The American Diabetes Association reports that 88 million American adults (18 and older) are pre-diabetic, which is nearly 33 percent of the adult population. Also, in 2018, 34.2 million Americans (10.5 percent of the population) has diabetes. According to the Centers for Disease Control (CDC), 1.5 million Americans are diagnosed with diabetes every year. The CDC also reported a nearly 30% increase in Type 1 diabetes diagnoses in the U.S. Long-term complications are similar for both Type 1 and Type 2 diabetes, which include heart disease and damage to nerves, kidneys, eyes and feet, along with numerous other problems.
What do you think is the reason for the increase in diabetes diagnoses?
Our society has adopted a sedentary lifestyle. Type 2 diabetes is typically associated with those who are obese or morbidly obese. In the 1990s, the term, “juvenile diabetes” became an antiquated term for Type 1 diabetes. And because of the increase in childhood obesity, there has become an increase in the number of diagnoses of Maturity-Onset Diabetes of the Young (which is Type 2 diabetes in children).
What are the signs?
There are the three “Ps” of diabetes: Polyuria (having to urinate frequently); Polydipsia (increased thirst); and Polyphagia (increased appetite). I have patients who were diagnosed with Type 1 diabetes before the age of 18, and now are middle aged and older who are seeking medical care. Type 1 diabetes never goes away and thus these folks need ongoing care. Symptoms of Type 1 diabetes are quick in onset once the disease occurs. In contrast to this, Type 2 diabetes are typically without symptoms.
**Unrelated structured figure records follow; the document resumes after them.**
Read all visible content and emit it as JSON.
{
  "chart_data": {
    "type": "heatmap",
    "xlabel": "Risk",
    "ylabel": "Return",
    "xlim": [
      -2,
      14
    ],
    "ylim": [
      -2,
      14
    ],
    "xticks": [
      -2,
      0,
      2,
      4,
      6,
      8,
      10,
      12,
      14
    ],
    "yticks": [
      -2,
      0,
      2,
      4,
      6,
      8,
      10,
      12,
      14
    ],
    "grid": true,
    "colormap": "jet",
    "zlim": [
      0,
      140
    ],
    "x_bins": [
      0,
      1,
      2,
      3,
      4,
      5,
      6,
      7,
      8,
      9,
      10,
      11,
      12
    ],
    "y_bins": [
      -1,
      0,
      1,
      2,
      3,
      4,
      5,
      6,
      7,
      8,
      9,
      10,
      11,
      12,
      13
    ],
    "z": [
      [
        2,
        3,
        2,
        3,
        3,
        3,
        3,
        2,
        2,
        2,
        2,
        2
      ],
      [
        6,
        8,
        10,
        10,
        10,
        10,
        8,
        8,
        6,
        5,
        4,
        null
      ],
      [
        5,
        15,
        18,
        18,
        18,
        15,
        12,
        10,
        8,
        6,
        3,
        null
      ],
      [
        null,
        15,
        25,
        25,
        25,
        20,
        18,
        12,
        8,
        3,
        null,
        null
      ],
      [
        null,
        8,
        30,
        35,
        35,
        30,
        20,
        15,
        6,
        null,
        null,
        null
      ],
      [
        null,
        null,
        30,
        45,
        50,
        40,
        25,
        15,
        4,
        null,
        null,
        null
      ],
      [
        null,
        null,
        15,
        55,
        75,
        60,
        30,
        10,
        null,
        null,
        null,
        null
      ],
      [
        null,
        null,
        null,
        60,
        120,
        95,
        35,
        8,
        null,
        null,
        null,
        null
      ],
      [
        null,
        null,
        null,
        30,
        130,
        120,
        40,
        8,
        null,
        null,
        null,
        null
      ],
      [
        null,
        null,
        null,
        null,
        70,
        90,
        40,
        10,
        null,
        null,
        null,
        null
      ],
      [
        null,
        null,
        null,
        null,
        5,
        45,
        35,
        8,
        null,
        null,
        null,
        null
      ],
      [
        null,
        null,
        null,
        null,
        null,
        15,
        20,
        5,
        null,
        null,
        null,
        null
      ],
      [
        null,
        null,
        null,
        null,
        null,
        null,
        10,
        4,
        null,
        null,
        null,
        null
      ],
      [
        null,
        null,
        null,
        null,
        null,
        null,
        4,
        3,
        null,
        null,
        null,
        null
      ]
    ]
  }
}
The diagnosis is typically suggested or made on routine blood work. Confirmatory tests are sometimes required to confirm the diagnosis.
What is the most common misconception?
So many diabetics think, “I can take my pill and eat what I want,” or “I can just take a little more insulin or another pill.” Diabetes doesn’t work that way. Blood-sugar levels are in a constant dynamic flux. Stress hormones come into play, such as glucagon, epinephrine (adrenaline) and cortisol. Every time a diabetic put something into their mouth, they must consider, “how will this affect my blood sugar?”.
What can people do?
I hear from so many patients that between work and family, they just don’t have the time to take care of themselves. But it is so easy to carve out a half hour of down time to put the phone down, stop playing video games or watching TV, and get out and exercise.
It is important to talk to your doctor about what’s going on with your health. Take your dog for a walk; walk with your spouse, partner or significant other. Participate in an activity for 20 minutes three times a week. The activity should be determined with your doctor if you are over the age of 40 and if you’ve been leading a sedentary lifestyle and gaining weight. Always consult with your doctor to be cleared before embarking on an exercise program. Exercise places stress on your body when it’s not used to it and could result in serious injury. I encourage exercise to be part of your lifestyle, but it must be done intelligently and under supervision by your physician.